2002 Annual Meeting on Successful Statewide
Early Hearing Detection and Intervention Programs
- Roundtable Summaries -

Roundtable Topic: What is the role of "informed consent" in EHDI programs?
Session: 2:45 PM
Moderator: .


Two distinct aspects of informed consent with regard to EHDI programs were identified: obtaining parental permission for screening to take place and obtaining parental permission for data to be shared. The most critical aspect for state programs is the latter. If hospitals and other providers do not share data with the state EHDI program, the program cannot track children to see that needed services are received or to monitor the effectiveness of the program.

Of the five states represented at the roundtable, two have mandatory reporting of individual-level data from screening tests to the state (ME, VA), one has mandatory reporting only of aggregate-level data (OR), and two have voluntary reporting (FL, WI).

Florida mandates informed consent be obtained from parents before screening is done. Hospitals are not required to report data and many choose not to, on grounds that doing so would violate confidentiality of patient records. The hospitals do not attempt to obtain informed consent to share this information.

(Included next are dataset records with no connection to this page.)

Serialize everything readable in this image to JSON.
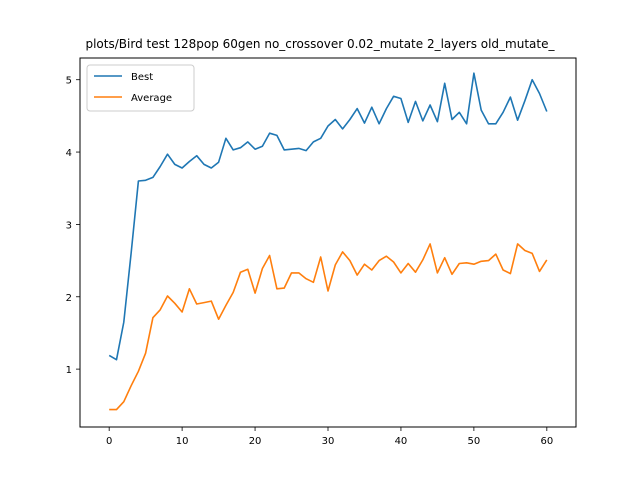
{
  "chart_data": {
    "type": "line",
    "title": "plots/Bird test 128pop 60gen no_crossover 0.02_mutate 2_layers old_mutate_",
    "xlabel": "",
    "ylabel": "",
    "xlim": [
      -4,
      64
    ],
    "ylim": [
      0.2,
      5.3
    ],
    "xticks": [
      0,
      10,
      20,
      30,
      40,
      50,
      60
    ],
    "yticks": [
      1,
      2,
      3,
      4,
      5
    ],
    "grid": false,
    "legend": "upper left",
    "x": [
      0,
      1,
      2,
      3,
      4,
      5,
      6,
      7,
      8,
      9,
      10,
      11,
      12,
      13,
      14,
      15,
      16,
      17,
      18,
      19,
      20,
      21,
      22,
      23,
      24,
      25,
      26,
      27,
      28,
      29,
      30,
      31,
      32,
      33,
      34,
      35,
      36,
      37,
      38,
      39,
      40,
      41,
      42,
      43,
      44,
      45,
      46,
      47,
      48,
      49,
      50,
      51,
      52,
      53,
      54,
      55,
      56,
      57,
      58,
      59,
      60
    ],
    "series": [
      {
        "name": "Best",
        "color": "#1f77b4",
        "values": [
          1.19,
          1.13,
          1.65,
          2.6,
          3.6,
          3.61,
          3.65,
          3.8,
          3.97,
          3.83,
          3.78,
          3.87,
          3.95,
          3.83,
          3.78,
          3.86,
          4.19,
          4.03,
          4.06,
          4.14,
          4.04,
          4.08,
          4.26,
          4.23,
          4.03,
          4.04,
          4.05,
          4.02,
          4.14,
          4.19,
          4.36,
          4.45,
          4.32,
          4.45,
          4.6,
          4.4,
          4.62,
          4.39,
          4.6,
          4.77,
          4.74,
          4.41,
          4.7,
          4.43,
          4.65,
          4.42,
          4.95,
          4.45,
          4.55,
          4.39,
          5.09,
          4.58,
          4.39,
          4.39,
          4.55,
          4.76,
          4.44,
          4.71,
          5.0,
          4.81,
          4.56
        ]
      },
      {
        "name": "Average",
        "color": "#ff7f0e",
        "values": [
          0.44,
          0.44,
          0.55,
          0.77,
          0.97,
          1.22,
          1.71,
          1.82,
          2.01,
          1.91,
          1.79,
          2.11,
          1.9,
          1.92,
          1.94,
          1.69,
          1.88,
          2.06,
          2.34,
          2.38,
          2.05,
          2.39,
          2.57,
          2.11,
          2.12,
          2.33,
          2.33,
          2.25,
          2.2,
          2.55,
          2.08,
          2.44,
          2.62,
          2.5,
          2.3,
          2.45,
          2.37,
          2.5,
          2.56,
          2.48,
          2.33,
          2.46,
          2.34,
          2.51,
          2.73,
          2.33,
          2.54,
          2.31,
          2.46,
          2.47,
          2.45,
          2.49,
          2.5,
          2.59,
          2.37,
          2.32,
          2.73,
          2.64,
          2.6,
          2.35,
          2.51
        ]
      }
    ]
  }
}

Maine mandates both screening and reporting of data to the state, without informed consent being required. However, the sharing of data is limited to the screening period. Without informed consent for sharing of subsequent data, the state cannot conduct long-term tracking.

Virginia mandates reporting not only of screening test results but of all follow-up audiology visits. No informed consent is required.

The new national mandate for UNHS in England requires informed consent for screening, which is a novelty. A number of hospitals in the UK have been doing infant hearing screening without obtaining informed consent and there is some concern. A second issue is the willingness of data protection offices in hospitals to allow sharing of data within the health system. A third issue is access to data for evaluation by an academic group outside of the health department. The consent form that has been developed specifies permission for both screening and use of data for program evaluation purposes. The National Health Service has prepared a 5½ minute video on newborn hearing screening, which will be distributed to obstetricians for use in antenatal (prenatal) care.

The state participants would like the federal government to provide a clearinghouse for information on informed consent issues, such as the challenges and obstacles encountered by various states in this area, whether lawsuits have arisen, and how long and how much it costs to obtain IC. It would be valuable for the clearinghouse to obtain from the states copies of protocols, consent forms, and educational materials to be shared with other states. A detailed flow chart of the process would be helpful.

Finally, an official statement from the federal government to states on recommended practices for sharing data with state health departments to allow for the maintenance of databases for surveillance and evaluation would be appreciated, including the addressing of HIPAA issues.